Vielleicht waren wir als Anfänger auch einfach noch zu langsam. Aber dadurch, dass man sich die ganze Zeit gegenseitig Fallen stellt und darauf hofft, dass der andere einen Fehler macht, entsteht einfach nicht die entspannte Atmosphäre, die ich von anderen Smoke Sessions kenne.

„Mir kommt es vor, als spielten wir Monopoly", sagt eine Mitspielerin, als es ihr zu langweilig wird. „Und das ist jetzt nicht als Kompliment gemeint."

Nachdem wir erst ungefähr zu einem Drittel durch sind, verlassen die Mitspieler nach und nach den Tisch, um sich interessanteren Aktivitäten zuzuwenden—etwa in der Küche Popcorn zu essen oder im Hof Karaoke zu singen. Ans Zonk-Brett kehrt keiner von uns zurück.

Aber noch ist der Spieleabend nicht ganz verloren.
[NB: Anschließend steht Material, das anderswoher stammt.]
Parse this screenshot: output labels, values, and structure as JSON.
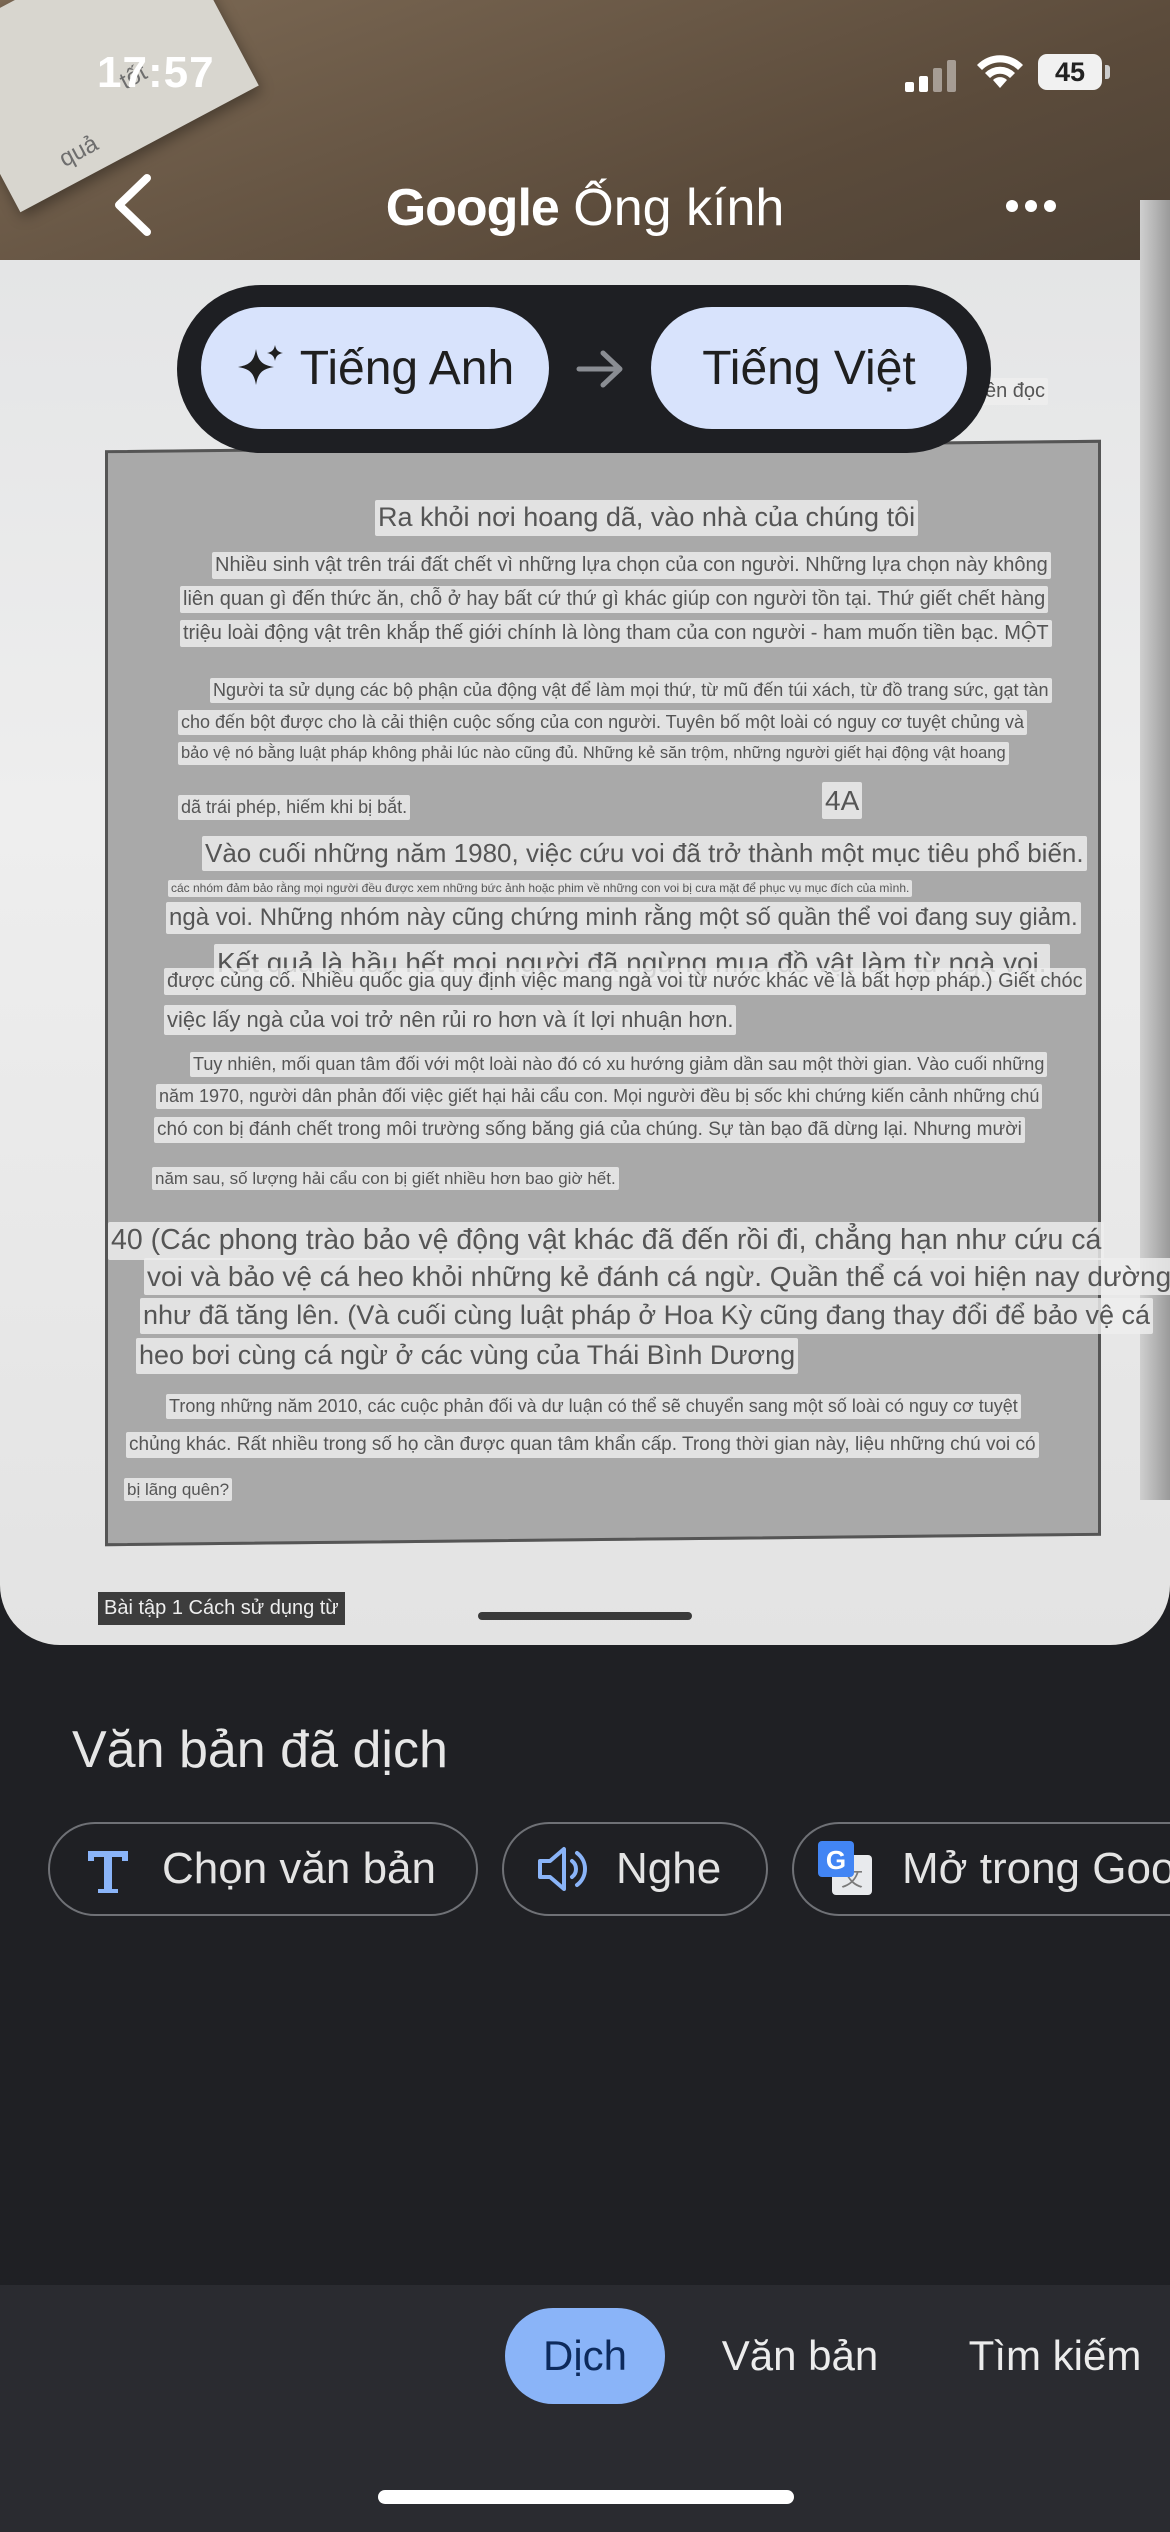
{
  "status_bar": {
    "time": "17:57",
    "battery": "45"
  },
  "app_bar": {
    "brand": "Google",
    "title": "Ống kính"
  },
  "language": {
    "source": "Tiếng Anh",
    "target": "Tiếng Việt"
  },
  "background_paper": {
    "sticky_note_top": "tốt",
    "sticky_note_side": "quả",
    "corner_text": "ên đọc"
  },
  "document": {
    "title": "Ra khỏi nơi hoang dã, vào nhà của chúng tôi",
    "p1": [
      "Nhiều sinh vật trên trái đất chết vì những lựa chọn của con người. Những lựa chọn này không",
      "liên quan gì đến thức ăn, chỗ ở hay bất cứ thứ gì khác giúp con người tồn tại. Thứ giết chết hàng",
      "triệu loài động vật trên khắp thế giới chính là lòng tham của con người - ham muốn tiền bạc. MỘT"
    ],
    "p2": [
      "Người ta sử dụng các bộ phận của động vật để làm mọi thứ, từ mũ đến túi xách, từ đồ trang sức, gạt tàn",
      "cho đến bột được cho là cải thiện cuộc sống của con người. Tuyên bố một loài có nguy cơ tuyệt chủng và",
      "bảo vệ nó bằng luật pháp không phải lúc nào cũng đủ. Những kẻ săn trộm, những người giết hại động vật hoang",
      "dã trái phép, hiếm khi bị bắt."
    ],
    "label_4a": "4A",
    "p3": [
      "Vào cuối những năm 1980, việc cứu voi đã trở thành một mục tiêu phổ biến.",
      "các nhóm đảm bảo rằng mọi người đều được xem những bức ảnh hoặc phim về những con voi bị cưa mặt để phục vụ mục đích của mình.",
      "ngà voi. Những nhóm này cũng chứng minh rằng một số quần thể voi đang suy giảm.",
      "Kết quả là hầu hết mọi người đã ngừng mua đồ vật làm từ ngà voi.",
      "được củng cố. Nhiều quốc gia quy định việc mang ngà voi từ nước khác về là bất hợp pháp.) Giết chóc",
      "việc lấy ngà của voi trở nên rủi ro hơn và ít lợi nhuận hơn."
    ],
    "p4": [
      "Tuy nhiên, mối quan tâm đối với một loài nào đó có xu hướng giảm dần sau một thời gian. Vào cuối những",
      "năm 1970, người dân phản đối việc giết hại hải cẩu con. Mọi người đều bị sốc khi chứng kiến cảnh những chú",
      "chó con bị đánh chết trong môi trường sống băng giá của chúng. Sự tàn bạo đã dừng lại. Nhưng mười",
      "năm sau, số lượng hải cẩu con bị giết nhiều hơn bao giờ hết."
    ],
    "p5": [
      "40 (Các phong trào bảo vệ động vật khác đã đến rồi đi, chẳng hạn như cứu cá",
      "voi và bảo vệ cá heo khỏi những kẻ đánh cá ngừ. Quần thể cá voi hiện nay dường",
      "như đã tăng lên. (Và cuối cùng luật pháp ở Hoa Kỳ cũng đang thay đổi để bảo vệ cá",
      "heo bơi cùng cá ngừ ở các vùng của Thái Bình Dương"
    ],
    "p6": [
      "Trong những năm 2010, các cuộc phản đối và dư luận có thể sẽ chuyển sang một số loài có nguy cơ tuyệt",
      "chủng khác. Rất nhiều trong số họ cần được quan tâm khẩn cấp. Trong thời gian này, liệu những chú voi có",
      "bị lãng quên?"
    ],
    "exercise_label": "Bài tập 1 Cách sử dụng từ"
  },
  "sheet": {
    "title": "Văn bản đã dịch",
    "actions": {
      "select_text": "Chọn văn bản",
      "listen": "Nghe",
      "open_in_translate": "Mở trong Google Dịch"
    }
  },
  "tabs": {
    "translate": "Dịch",
    "text": "Văn bản",
    "search": "Tìm kiếm"
  },
  "colors": {
    "chip": "#d8e3fc",
    "active_tab": "#8ab4f8",
    "background": "#1f2024"
  }
}
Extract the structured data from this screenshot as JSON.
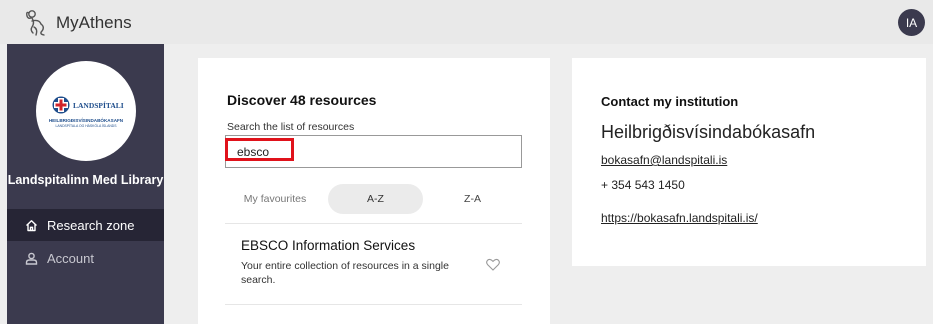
{
  "header": {
    "brand": "MyAthens",
    "avatar_initials": "IA",
    "logo_icon": "athens-figure-icon"
  },
  "sidebar": {
    "library_name": "Landspitalinn Med Library",
    "logo": {
      "org": "LANDSPÍTALI",
      "line1": "HEILBRIGÐISVÍSINDABÓKASAFN",
      "line2": "LANDSPÍTALA OG HÁSKÓLA ÍSLANDS"
    },
    "items": [
      {
        "label": "Research zone",
        "icon": "home-icon",
        "active": true
      },
      {
        "label": "Account",
        "icon": "user-icon",
        "active": false
      }
    ]
  },
  "discover": {
    "title": "Discover 48 resources",
    "search_label": "Search the list of resources",
    "search_value": "ebsco",
    "sort_tabs": [
      "My favourites",
      "A-Z",
      "Z-A"
    ],
    "selected_sort": "A-Z",
    "results": [
      {
        "title": "EBSCO Information Services",
        "description": "Your entire collection of resources in a single search."
      }
    ]
  },
  "contact": {
    "title": "Contact my institution",
    "name": "Heilbrigðisvísindabókasafn",
    "email": "bokasafn@landspitali.is",
    "phone": "+ 354 543 1450",
    "website": "https://bokasafn.landspitali.is/"
  },
  "colors": {
    "sidebar_bg": "#3b3a4e",
    "sidebar_active": "#262535",
    "highlight_red": "#e0121b",
    "logo_blue": "#1f4e8c",
    "logo_red": "#d2232a"
  }
}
Zac Maas, ein Comedian aus Denver, schlägt eine Alternative vor: 10.000, der Klassiker unter den Würfelspielen, auf dem Zonk basiert. „So hab ich das Spiel immer mit meinen Großeltern gespielt", erklärt er uns, als wir uns wieder an den Spieltisch setzen.

Das Spiel nimmt schnell Fahrt auf und wir sammeln fleißig Punkte, ohne dass wir uns um verwirrende Richtungsänderungen kümmern müssen.

„Und wann muss man rauchen?" frage ich Maas. „Wann immer du willst", antwortet er. „Hier ist die Bong, bedien dich."

Das ist die Art von Regeln, mit denen ich klarkomme.